Magnetic properties of low-moment ferrimagnetic Heusler Cr2CoGa thin films grown by molecular beam epitaxy

TL;DR

This study successfully synthesized low-moment Cr2CoGa thin films with spin gapless semiconducting properties using molecular beam epitaxy, demonstrating potential for spintronic applications.

Contribution

First demonstration of phase-segregation-free Cr2CoGa thin films with confirmed spin gapless semiconducting behavior via MBE.

Findings

Low magnetic moment from antiferromagnetic coupling

Semiconductor-like resistivity with 87 meV activation energy

Potential for spintronic device applications

Abstract

Recently, theorists have predicted many materials with a low magnetic moment and large spin-polarization for spintronic applications.

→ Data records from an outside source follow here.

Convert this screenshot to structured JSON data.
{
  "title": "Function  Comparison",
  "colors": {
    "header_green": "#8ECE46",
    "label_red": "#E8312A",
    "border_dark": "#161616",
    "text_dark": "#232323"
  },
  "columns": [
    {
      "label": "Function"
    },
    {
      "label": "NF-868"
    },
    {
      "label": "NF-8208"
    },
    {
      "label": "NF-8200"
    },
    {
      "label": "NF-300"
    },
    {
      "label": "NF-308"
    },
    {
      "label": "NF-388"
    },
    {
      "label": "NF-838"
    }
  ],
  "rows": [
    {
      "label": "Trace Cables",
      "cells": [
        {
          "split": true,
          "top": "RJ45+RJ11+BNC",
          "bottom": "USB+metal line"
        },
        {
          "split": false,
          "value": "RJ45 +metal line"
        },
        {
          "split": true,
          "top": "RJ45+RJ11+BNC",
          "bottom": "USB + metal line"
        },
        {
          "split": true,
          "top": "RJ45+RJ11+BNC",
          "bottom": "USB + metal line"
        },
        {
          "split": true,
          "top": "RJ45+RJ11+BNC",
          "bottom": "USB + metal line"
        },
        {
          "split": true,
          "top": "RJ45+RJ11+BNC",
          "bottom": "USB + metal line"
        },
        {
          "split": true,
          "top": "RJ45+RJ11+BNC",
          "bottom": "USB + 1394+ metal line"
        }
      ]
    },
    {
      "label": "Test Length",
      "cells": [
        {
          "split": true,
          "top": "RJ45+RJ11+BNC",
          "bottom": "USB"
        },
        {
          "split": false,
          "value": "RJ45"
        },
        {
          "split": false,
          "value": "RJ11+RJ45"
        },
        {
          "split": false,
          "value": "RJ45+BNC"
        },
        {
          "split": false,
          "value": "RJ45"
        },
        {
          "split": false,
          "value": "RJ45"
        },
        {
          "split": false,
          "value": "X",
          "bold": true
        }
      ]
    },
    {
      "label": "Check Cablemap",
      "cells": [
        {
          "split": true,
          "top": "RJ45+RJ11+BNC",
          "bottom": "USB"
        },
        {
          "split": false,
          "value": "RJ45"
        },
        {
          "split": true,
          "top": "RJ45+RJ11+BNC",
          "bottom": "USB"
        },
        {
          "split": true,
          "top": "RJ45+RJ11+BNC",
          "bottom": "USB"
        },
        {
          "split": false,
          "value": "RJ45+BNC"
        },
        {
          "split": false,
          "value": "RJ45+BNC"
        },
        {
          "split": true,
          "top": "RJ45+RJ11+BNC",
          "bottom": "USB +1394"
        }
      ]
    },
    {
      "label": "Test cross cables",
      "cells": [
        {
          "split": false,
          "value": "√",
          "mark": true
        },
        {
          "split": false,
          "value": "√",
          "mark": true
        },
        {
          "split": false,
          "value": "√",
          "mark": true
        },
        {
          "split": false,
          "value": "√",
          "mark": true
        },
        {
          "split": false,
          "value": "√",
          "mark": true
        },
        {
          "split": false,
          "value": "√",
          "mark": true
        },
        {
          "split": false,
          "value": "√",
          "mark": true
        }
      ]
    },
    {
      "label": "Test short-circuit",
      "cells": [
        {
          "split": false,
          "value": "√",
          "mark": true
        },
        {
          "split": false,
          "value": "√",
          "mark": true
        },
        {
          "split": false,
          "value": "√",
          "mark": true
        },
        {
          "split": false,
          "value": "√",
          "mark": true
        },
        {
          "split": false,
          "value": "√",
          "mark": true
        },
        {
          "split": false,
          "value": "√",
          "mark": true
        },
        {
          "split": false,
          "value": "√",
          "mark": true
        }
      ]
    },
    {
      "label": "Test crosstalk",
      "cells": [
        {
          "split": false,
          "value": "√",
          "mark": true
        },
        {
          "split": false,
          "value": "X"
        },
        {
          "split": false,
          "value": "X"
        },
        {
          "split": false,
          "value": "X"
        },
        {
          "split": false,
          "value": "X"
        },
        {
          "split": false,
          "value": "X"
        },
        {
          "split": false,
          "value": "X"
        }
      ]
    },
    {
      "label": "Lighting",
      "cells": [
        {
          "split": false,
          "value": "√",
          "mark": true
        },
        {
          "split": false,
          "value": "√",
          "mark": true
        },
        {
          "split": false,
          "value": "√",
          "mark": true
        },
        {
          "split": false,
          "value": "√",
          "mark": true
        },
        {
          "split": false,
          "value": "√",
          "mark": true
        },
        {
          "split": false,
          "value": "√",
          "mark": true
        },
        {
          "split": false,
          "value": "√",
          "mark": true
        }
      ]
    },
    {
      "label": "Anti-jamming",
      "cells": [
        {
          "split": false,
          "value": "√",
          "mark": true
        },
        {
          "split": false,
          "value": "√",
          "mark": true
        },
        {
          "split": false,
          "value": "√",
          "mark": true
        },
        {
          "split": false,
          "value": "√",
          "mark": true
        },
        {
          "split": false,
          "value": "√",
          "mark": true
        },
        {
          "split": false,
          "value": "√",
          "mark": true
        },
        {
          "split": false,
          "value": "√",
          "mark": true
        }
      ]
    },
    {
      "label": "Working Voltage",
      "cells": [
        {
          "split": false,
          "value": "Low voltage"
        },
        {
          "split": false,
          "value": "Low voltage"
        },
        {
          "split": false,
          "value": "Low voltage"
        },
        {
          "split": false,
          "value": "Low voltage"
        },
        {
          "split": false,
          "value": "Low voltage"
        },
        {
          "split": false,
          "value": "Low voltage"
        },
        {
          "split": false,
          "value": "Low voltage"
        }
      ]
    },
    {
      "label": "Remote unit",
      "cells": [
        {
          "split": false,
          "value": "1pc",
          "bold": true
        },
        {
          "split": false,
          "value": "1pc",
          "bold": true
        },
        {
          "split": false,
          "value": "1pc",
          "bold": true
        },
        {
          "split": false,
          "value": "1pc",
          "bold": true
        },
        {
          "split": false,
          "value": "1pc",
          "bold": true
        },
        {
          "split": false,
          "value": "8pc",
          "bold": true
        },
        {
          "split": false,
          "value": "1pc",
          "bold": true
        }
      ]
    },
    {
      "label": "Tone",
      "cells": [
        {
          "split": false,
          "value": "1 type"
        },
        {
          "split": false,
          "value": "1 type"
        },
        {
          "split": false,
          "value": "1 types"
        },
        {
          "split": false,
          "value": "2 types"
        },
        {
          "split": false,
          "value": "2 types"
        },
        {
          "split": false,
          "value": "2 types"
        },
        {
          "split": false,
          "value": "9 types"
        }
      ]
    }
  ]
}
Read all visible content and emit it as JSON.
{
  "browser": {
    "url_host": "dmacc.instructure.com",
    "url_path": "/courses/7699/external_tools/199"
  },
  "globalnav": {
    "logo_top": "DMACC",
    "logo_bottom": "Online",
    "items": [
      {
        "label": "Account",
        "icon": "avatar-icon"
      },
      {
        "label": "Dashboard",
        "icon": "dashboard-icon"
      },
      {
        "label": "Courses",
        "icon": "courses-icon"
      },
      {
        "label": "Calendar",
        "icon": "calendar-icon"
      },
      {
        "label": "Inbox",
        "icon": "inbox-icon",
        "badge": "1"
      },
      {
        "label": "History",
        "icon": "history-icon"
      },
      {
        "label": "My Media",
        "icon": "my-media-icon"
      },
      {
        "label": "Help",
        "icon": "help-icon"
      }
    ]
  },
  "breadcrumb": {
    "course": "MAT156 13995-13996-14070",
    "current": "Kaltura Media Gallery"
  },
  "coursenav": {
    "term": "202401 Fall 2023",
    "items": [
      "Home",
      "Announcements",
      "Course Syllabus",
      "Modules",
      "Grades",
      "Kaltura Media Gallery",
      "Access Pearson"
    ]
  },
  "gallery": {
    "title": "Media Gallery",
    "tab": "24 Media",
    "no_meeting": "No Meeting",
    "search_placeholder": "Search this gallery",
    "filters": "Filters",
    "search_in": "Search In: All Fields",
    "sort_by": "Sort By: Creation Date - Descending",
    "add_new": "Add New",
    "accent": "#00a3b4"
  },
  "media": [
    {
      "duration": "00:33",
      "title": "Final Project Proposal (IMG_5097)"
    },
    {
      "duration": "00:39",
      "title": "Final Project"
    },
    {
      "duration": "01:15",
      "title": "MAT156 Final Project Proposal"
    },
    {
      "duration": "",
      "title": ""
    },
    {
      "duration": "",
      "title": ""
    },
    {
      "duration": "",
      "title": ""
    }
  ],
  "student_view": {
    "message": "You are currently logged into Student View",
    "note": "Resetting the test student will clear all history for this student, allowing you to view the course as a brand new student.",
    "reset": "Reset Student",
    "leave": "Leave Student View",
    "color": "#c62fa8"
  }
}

These compounds are predicted to form in the inverse Heusler structure, however, many of these compounds have been found to phase segregate. In this study, ordered Cr2CoGa thin films were synthesized without phase segregation using molecular beam epitaxy. The present as-grown films exhibit a low magnetic moment from antiferromagnetically coupled Cr and Co atoms as measured with SQUID magnetometry and soft X-ray magnetic circular dichroism. Electrical measurements demonstrated a thermally-activated semiconductor-like resistivity with an activation energy of 87 meV. These results confirm spin gapless semiconducting behavior, which makes these thin films well positioned for future devices.